I'm running an 8-core (R7-1700) and I think it's fair enough to say mine over-clocks as well as any other b350 motherboard. Which is to say: you're pushing it really hard at 3.8G. While you might get 4.0G you'll not have any kind of stability even for a short stress run. It should (might?) hold for browsing and light, single threaded, game play though. A 6 or 4 core might fair better.
This is common throughout the B350 platform: all the mfr's have super-skimped on VRM section and, especially, MosFET cooling. It will hold stable even if I didn't but at 3.825G I have to put a fan on the MosFET's during encodes and stress testing or the temp blooms above 100C. That's very common on these boards, all of them.

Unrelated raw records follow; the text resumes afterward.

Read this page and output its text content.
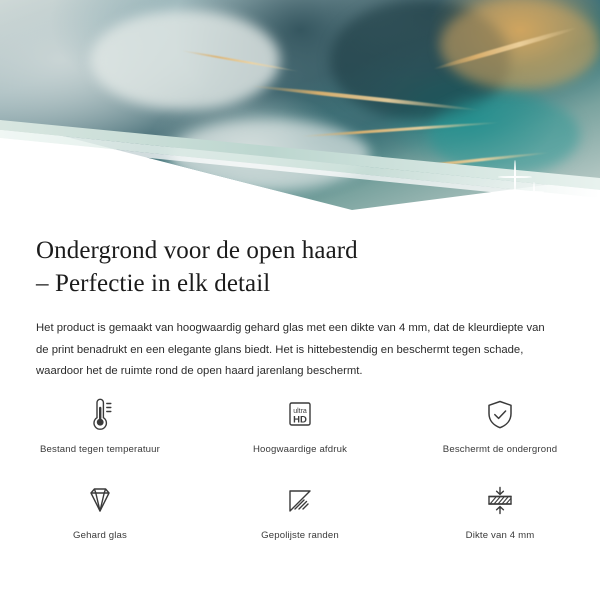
Ondergrond voor de open haard
– Perfectie in elk detail

Het product is gemaakt van hoogwaardig gehard glas met een dikte van 4 mm, dat de kleurdiepte van de print benadrukt en een elegante glans biedt. Het is hittebestendig en beschermt tegen schade, waardoor het de ruimte rond de open haard jarenlang beschermt.

Bestand tegen temperatuur
ultra
HD
Hoogwaardige afdruk	Beschermt de ondergrond
Gehard glas	Gepolijste randen	Dikte van 4 mm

One really nice thing is the Mortar has 4 fan headers so I put a dedicated VRM fan on one header and set it's profile to only turn on if CPU temp is above 65C with a 5 Second delay. So it only turns on if I'm really stressing the system hard meaning it's totally quiet otherwise.
Otherwise: I can only compare the Mortar to an AB350M Gaming 3 since I have one of them too. They both overclock about the same but the Mortar has, hands down, the superior BIOS. Better features and, with LLC, better voltage control so it's easier to get more stable overclock that's gentle on the CPU while idle. It's also seen more frequent updates and quicker attention. Just all around better.
Also, the G3 uses 'offset' Vcore adjustment ONLY which seems to screw up the ability to gage Vdroop in operation. So no utility can provide an accurate Vcore voltage while stress testing (I had to probe at the processor socket). Not good for tweaking a good overclock.